Reza Ovissipour, Assistant Professor, Texas A&M University

Biography

Reza Ovissipour is an Assistant Professor in the Department of Food Science and Technology at Texas A&M University, where he leads several federally funded projects focused on Cellular Agriculture, sustainable food systems, and alternative proteins, including insect-based food and feed. Committed to advancing the sustainability, safety, and resilience of the food supply chain, he employs technological innovations and contributes to the education of future professionals in the field. Reza Ovissipour earned his Ph.D. in Bioprocess Engineering and another Ph.D. in Biosystems Engineering from Washington State University.

Presenting: Sustainable Materials for Cellular Agriculture

Cellular agriculture has garnered considerable interest as a promising solution to the challenges of conventional farming.

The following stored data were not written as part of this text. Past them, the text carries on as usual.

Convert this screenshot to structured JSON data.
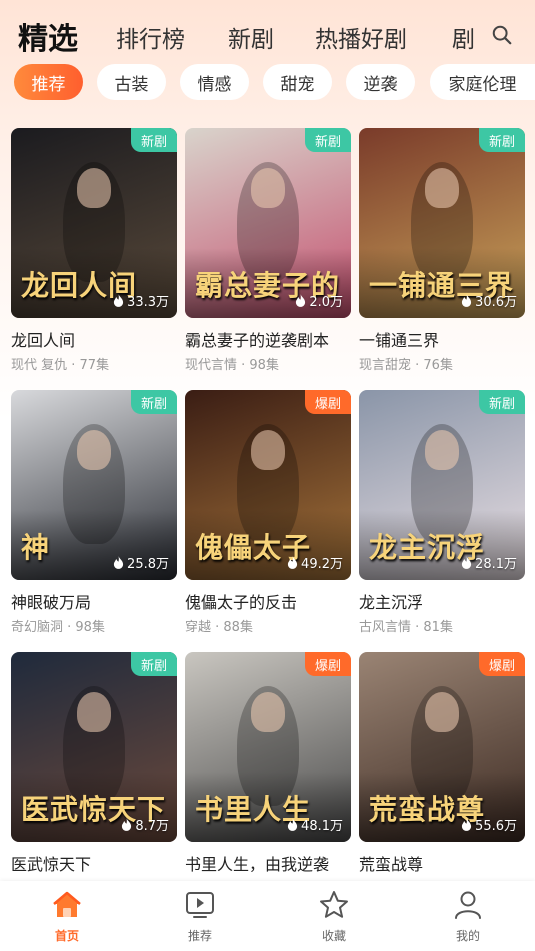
{
  "header": {
    "tabs": [
      {
        "label": "精选",
        "active": true
      },
      {
        "label": "排行榜"
      },
      {
        "label": "新剧"
      },
      {
        "label": "热播好剧"
      },
      {
        "label": "剧"
      }
    ],
    "search_icon": "search-icon"
  },
  "categories": [
    {
      "label": "推荐",
      "active": true
    },
    {
      "label": "古装"
    },
    {
      "label": "情感"
    },
    {
      "label": "甜宠"
    },
    {
      "label": "逆袭"
    },
    {
      "label": "家庭伦理"
    }
  ],
  "dramas": [
    {
      "title": "龙回人间",
      "poster_text": "龙回人间",
      "meta": "现代 复仇 · 77集",
      "heat": "33.3万",
      "badge": "新剧",
      "badge_type": "new",
      "colors": [
        "#1b1b1f",
        "#5a4a3a"
      ]
    },
    {
      "title": "霸总妻子的逆袭剧本",
      "poster_text": "霸总妻子的",
      "meta": "现代言情 · 98集",
      "heat": "2.0万",
      "badge": "新剧",
      "badge_type": "new",
      "colors": [
        "#d9d4cc",
        "#c44f6e"
      ]
    },
    {
      "title": "一铺通三界",
      "poster_text": "一铺通三界",
      "meta": "现言甜宠 · 76集",
      "heat": "30.6万",
      "badge": "新剧",
      "badge_type": "new",
      "colors": [
        "#7a3b2a",
        "#c9a25a"
      ]
    },
    {
      "title": "神眼破万局",
      "poster_text": "神",
      "meta": "奇幻脑洞 · 98集",
      "heat": "25.8万",
      "badge": "新剧",
      "badge_type": "new",
      "colors": [
        "#d8d9dc",
        "#2a2d34"
      ]
    },
    {
      "title": "傀儡太子的反击",
      "poster_text": "傀儡太子",
      "meta": "穿越 · 88集",
      "heat": "49.2万",
      "badge": "爆剧",
      "badge_type": "hot",
      "colors": [
        "#3a1d14",
        "#a5733a"
      ]
    },
    {
      "title": "龙主沉浮",
      "poster_text": "龙主沉浮",
      "meta": "古风言情 · 81集",
      "heat": "28.1万",
      "badge": "新剧",
      "badge_type": "new",
      "colors": [
        "#8a95a8",
        "#e9dfe3"
      ]
    },
    {
      "title": "医武惊天下",
      "poster_text": "医武惊天下",
      "meta": "",
      "heat": "8.7万",
      "badge": "新剧",
      "badge_type": "new",
      "colors": [
        "#1f2a3c",
        "#6d4a3c"
      ]
    },
    {
      "title": "书里人生，由我逆袭",
      "poster_text": "书里人生",
      "meta": "",
      "heat": "48.1万",
      "badge": "爆剧",
      "badge_type": "hot",
      "colors": [
        "#c9c6c0",
        "#4a4a4a"
      ]
    },
    {
      "title": "荒蛮战尊",
      "poster_text": "荒蛮战尊",
      "meta": "",
      "heat": "55.6万",
      "badge": "爆剧",
      "badge_type": "hot",
      "colors": [
        "#9a8474",
        "#3c2a22"
      ]
    }
  ],
  "bottom_nav": [
    {
      "label": "首页",
      "icon": "home-icon",
      "active": true
    },
    {
      "label": "推荐",
      "icon": "play-screen-icon"
    },
    {
      "label": "收藏",
      "icon": "star-icon"
    },
    {
      "label": "我的",
      "icon": "user-icon"
    }
  ],
  "accent": "#ff6a2a"
}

However, a significant hurdle in cellular agriculture is the development of suitable biomaterials to scale up production and replace serum in cell culture media. Creating innovative serum-free media for cellular agriculture hinges on various factors, including cell type, protein sources, processing methods, protein concentrations, and protein type. Our research focuses on harnessing microbial, plant, and insect-based polymers to formulate novel serum-free media for cellular agriculture.